### Going Deeper with Convolutions

**Authors:** C. Szegedy, W. Liu, Y. Jia, *et al.*  
**Link:** https://arxiv.org/pdf/1409.4842.pdf  

---


- Proposed a deep CNN architecture (Inception-"Network in network") with increased depth and width of the network while improving utilization of computing resources (Models designed to keep a computational budget of 1.5 billion multiply-adds at inference time)
- `Hebbian principle` - Neurons that fire together, wire together: A method of determining how to alter the weights between model neurons. The weight between two neurons increases if the two neurons activate simultaneously, and reduces if they activate separately. Nodes that tend to be either both positive or both negative at the same time have strong positive weights, while those that tend to be opposite have strong negative weights.
- GoogLeNet uses 12 times fewer parameters than AlexNet and is 22 layer deep. 
- Max pooling layers sometimes result in loss of accurate spatial information.
    - Advantages of Max pooling
        - No parameters
        - Often accurate
    - Disadvantages of Max pooling
        - More computationally expensive
        - More hyper-parameters (pooling size and stride)
- [1 x 1 Explanation](https://www.youtube.com/watch?v=qVP574skyuM): 1 x 1 convolutional layers are used as dimension reduction modules to remove computational bottlenecks. This allows increase in depth as well as width (number of units at each level) of network.

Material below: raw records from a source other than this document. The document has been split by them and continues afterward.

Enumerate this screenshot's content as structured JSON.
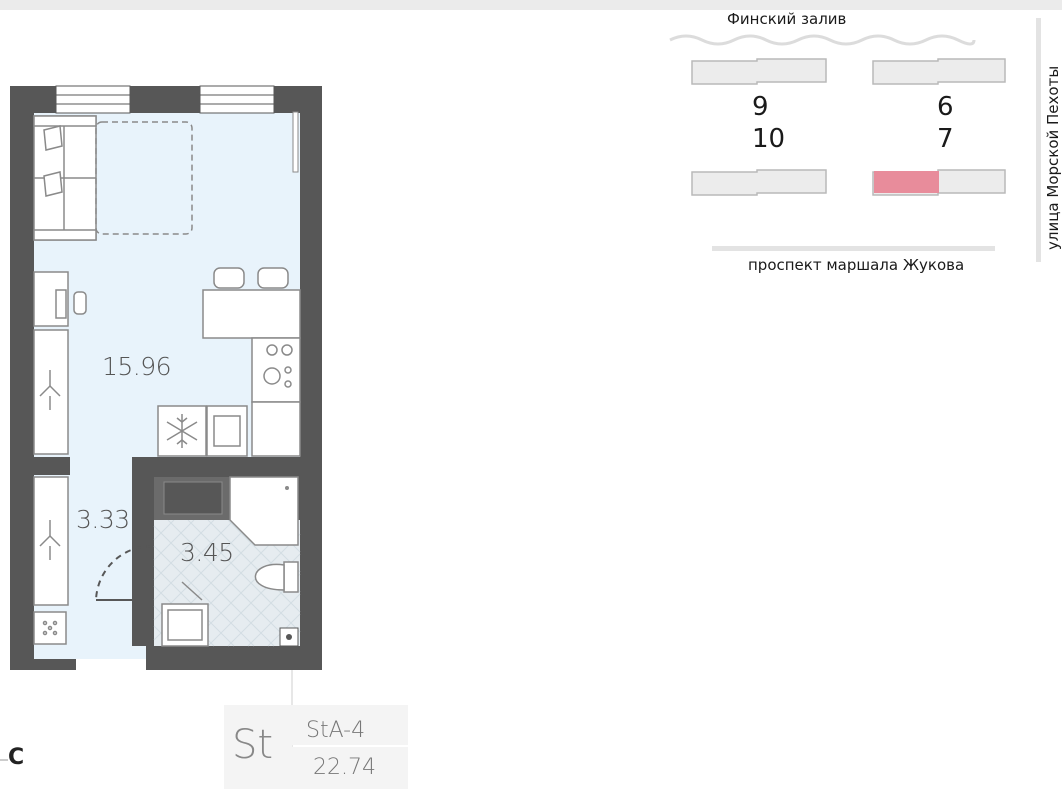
{
  "plan": {
    "rooms": [
      {
        "name": "main-room",
        "area": "15.96"
      },
      {
        "name": "hallway",
        "area": "3.33"
      },
      {
        "name": "bathroom",
        "area": "3.45"
      }
    ]
  },
  "apartment": {
    "type": "St",
    "code": "StA-4",
    "total_area": "22.74"
  },
  "compass": {
    "label": "С"
  },
  "sitemap": {
    "bay_label": "Финский залив",
    "bottom_street": "проспект маршала Жукова",
    "side_street": "улица Морской Пехоты",
    "buildings": [
      {
        "number": "9"
      },
      {
        "number": "6"
      },
      {
        "number": "10"
      },
      {
        "number": "7",
        "highlighted": true
      }
    ],
    "highlight_color": "#e88c9b"
  },
  "colors": {
    "wall": "#575757",
    "floor_main": "#e8f3fb",
    "furniture_stroke": "#8a8a8a",
    "accent_highlight": "#e88c9b"
  }
}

For example, a feature map with size 100 x 100 x C channels on convolution with $k$ 1 x 1 filters would result in a feature map of size 100 x 100 x $k$. 
- Deep network has drawbacks:
    - Large number of parameters make deep network more prone to overfitting
    - Training a deep network requires a lot of computational resources.
    - Solution: Efficient distribution of computational resources and introduce sparsity and replace fully connected layers by sparse layers
- Architecture
    - Filter size 1 x 1, 3 x 3, and 5 x 5 are used to avoid patch alignment issues
    - [Inception modules](https://www.youtube.com/watch?v=VxhSouuSZDY): Used 9 inception modules with over 100 layers in total
        - Naive version:
            - Merging of outputs of the pooling layer with outputs of the convolutional layer would increase the number of outputs from stage to stage and this will lead to a computational blow up within a few stages
	- Dimensionality Reduction Inception module (idea based on embeddings): Using 1 x 1 filter size to reduce dimension as well as to increase non-linearity
    ![](images/gnet0.png)
    - All convolutions use ReLU non-linearity for activations
    ![](images/gnet1.png)
    - "#3 x3 reduce" and "#5 x 5 reduce" stands for the number of 1 x 1 filters in the reduction layer used before the 3 x 3 and 5 x 5 convolutions.
    ![](images/gnet2.png)
    ![](images/gnet3.png)
    - Auxiliary classifiers were added to intermediate layers to combat vanishing gradient problem while providing regularization. During training auxiliary classifier loss (with discount weight 0.3) gets added to total loss of the network. 
    - Used Average pooling layer
- Training:
    - GoogLeNet networks were trained using the **DistBelief** (Large Scale Distributed Deep Networks) distributed machine learning system
    - Asynchronous SGD with momentum = 0.9, learning rate decreased by 4% every 8 epochs. 
    - ImageNet 2012 dataset (1.3 Million images)
- Trained 7 versions of same GoogLeNet model and performed ensemble prediction and obtained a top-5 error of 6.67%

---

**Object Localization**
- Approach similar to R-CNN used but augmented with inception model as the region classifier

---
![](images/GoogLeNet.gif)